Saturday, September 1, 2007

Sheeeeee's Baaaaaaaaack!!!!

Auntie Gay rode into the halls of Congress this week, perched daintily side-saddle on Larry Craig’s coffin, waving the GOP’s new, mandatory “Contract with America II: I Am Not Gay” pledge, and trilling “Jesus Saves!”

As most of America knows, Auntie Gay has spent much of the year away from the nation’s capital. She’s been home in her hole feeding on rot and worm droppings, building her strength for the coming round of elections.

But Auntie Gay came out today (you should pardon the expression) to celebrate the Party's exorcism of Senator Larry Craig, and to preview GOP Grandfather, closet-candidate, and militantly heterosexual Fred Thompson’s expected coming-out comments next week. Dispensing turgid faith statements and knowing tssk-tssk-tssks, Auntie Gay flitted around the Right wing of the Hill like a turd fairy.

Auntie Gay was welcomed home by former House Whip and current Mr. Christian Tom DeLay and Huns for Jesus CEO Karl Rove. Current and former party hot-shots, including Ken Mehlman, Armstrong Williams, Richard Dreier, and Ed Schrock, tossed manly yellow marigolds in her wake as Washington’s new Mr. Clean, Sen. David Vitter, and GOP presidential candidates Mitt (I Can Assure You There Are No Gay Mormons) Romney and STRAIGHT-shooter John McCain beamed godly smiles from the sidelines.

On this occasion, Auntie Gay was wearing three wedding rings on her left hand, a pawned AA button and two sequined Old Glories on her bosom, and a bling cross the size of an all-American apple pie. She also sported a Bluetooth said to be hotlined to God Hisself, a cat named Righteous Pussy, and a grin like an Afghani back hoe.

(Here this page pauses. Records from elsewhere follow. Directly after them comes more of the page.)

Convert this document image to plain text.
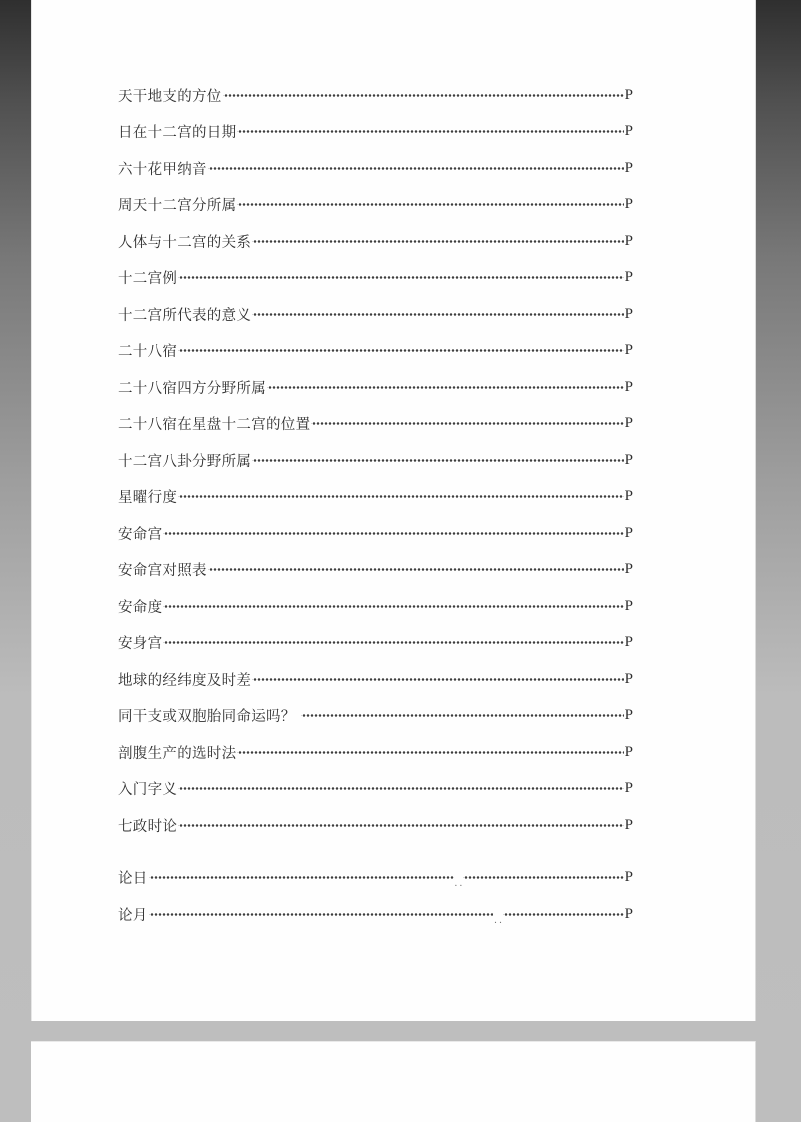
天干地支的方位	P
日在十二宫的日期	P
六十花甲纳音	P
周天十二宫分所属	P
人体与十二宫的关系	P
十二宫例	P
十二宫所代表的意义	P
二十八宿	P
二十八宿四方分野所属	P
二十八宿在星盘十二宫的位置	P
十二宫八卦分野所属	P
星曜行度	P
安命宫	P
安命宫对照表	P
安命度	P
安身宫	P
地球的经纬度及时差	P
同干支或双胞胎同命运吗？	P
剖腹生产的选时法	P
入门字义	P
七政时论	P
论日	. .	P
论月	. .	P
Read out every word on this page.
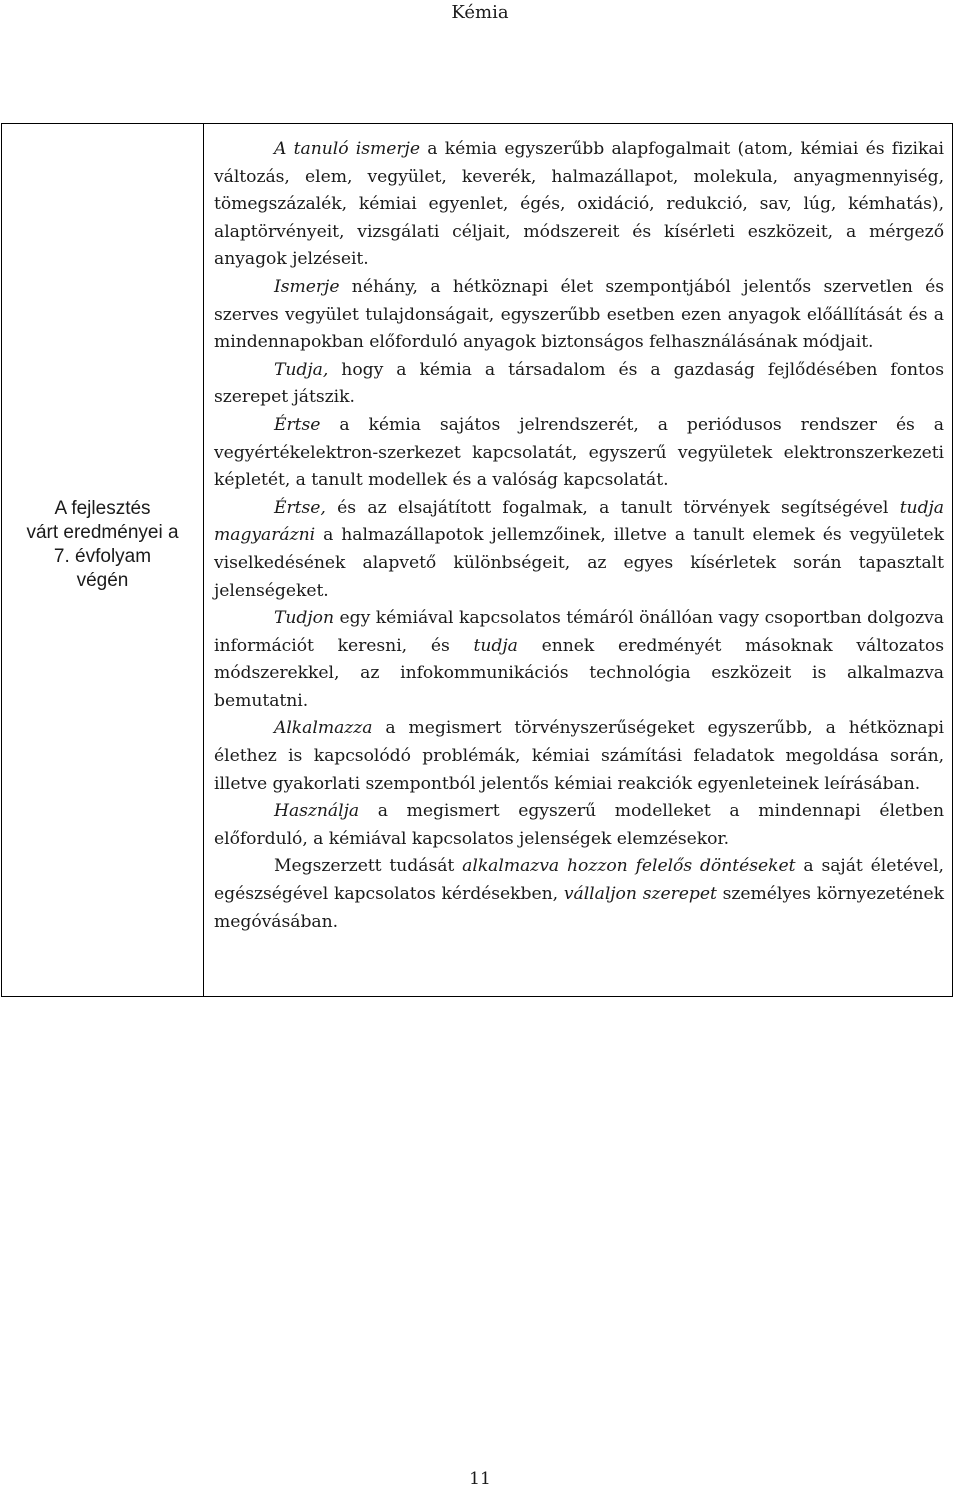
Kémia
A fejlesztés
várt eredményei a
7. évfolyam
végén

A tanuló ismerje a kémia egyszerűbb alapfogalmait (atom, kémiai és fizikai változás, elem, vegyület, keverék, halmazállapot, molekula, anyagmennyiség, tömegszázalék, kémiai egyenlet, égés, oxidáció, redukció, sav, lúg, kémhatás), alaptörvényeit, vizsgálati céljait, módszereit és kísérleti eszközeit, a mérgező anyagok jelzéseit.

Ismerje néhány, a hétköznapi élet szempontjából jelentős szervetlen és szerves vegyület tulajdonságait, egyszerűbb esetben ezen anyagok előállítását és a mindennapokban előforduló anyagok biztonságos felhasználásának módjait.

Tudja, hogy a kémia a társadalom és a gazdaság fejlődésében fontos szerepet játszik.

Értse a kémia sajátos jelrendszerét, a periódusos rendszer és a vegyértékelektron-szerkezet kapcsolatát, egyszerű vegyületek elektronszerkezeti képletét, a tanult modellek és a valóság kapcsolatát.

Értse, és az elsajátított fogalmak, a tanult törvények segítségével tudja magyarázni a halmazállapotok jellemzőinek, illetve a tanult elemek és vegyületek viselkedésének alapvető különbségeit, az egyes kísérletek során tapasztalt jelenségeket.

Tudjon egy kémiával kapcsolatos témáról önállóan vagy csoportban dolgozva információt keresni, és tudja ennek eredményét másoknak változatos módszerekkel, az infokommunikációs technológia eszközeit is alkalmazva bemutatni.

Alkalmazza a megismert törvényszerűségeket egyszerűbb, a hétköznapi élethez is kapcsolódó problémák, kémiai számítási feladatok megoldása során, illetve gyakorlati szempontból jelentős kémiai reakciók egyenleteinek leírásában.

Használja a megismert egyszerű modelleket a mindennapi életben előforduló, a kémiával kapcsolatos jelenségek elemzésekor.

Megszerzett tudását alkalmazva hozzon felelős döntéseket a saját életével, egészségével kapcsolatos kérdésekben, vállaljon szerepet személyes környezetének megóvásában.

11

Unfortunately, we weren’t allowed to hear her remarks. Auntie Gay was towed to the deepest bowels of the Capitol's Right wing for a mid-day snack of dung, beetles, and arachnids, to be followed by a members-only briefing on how to pump up the Party’s virility and achieve more publicity for its married members. It is believed that a special team of consultants from the Big-Love state's firm of Viagra, Viagra, and Cialis, have been hired to do the heavy lifting for this challenge.

Asked for his reaction, totally neutral network pundit Tim Russert smiled and said, “Yeah baby! Heah she come!”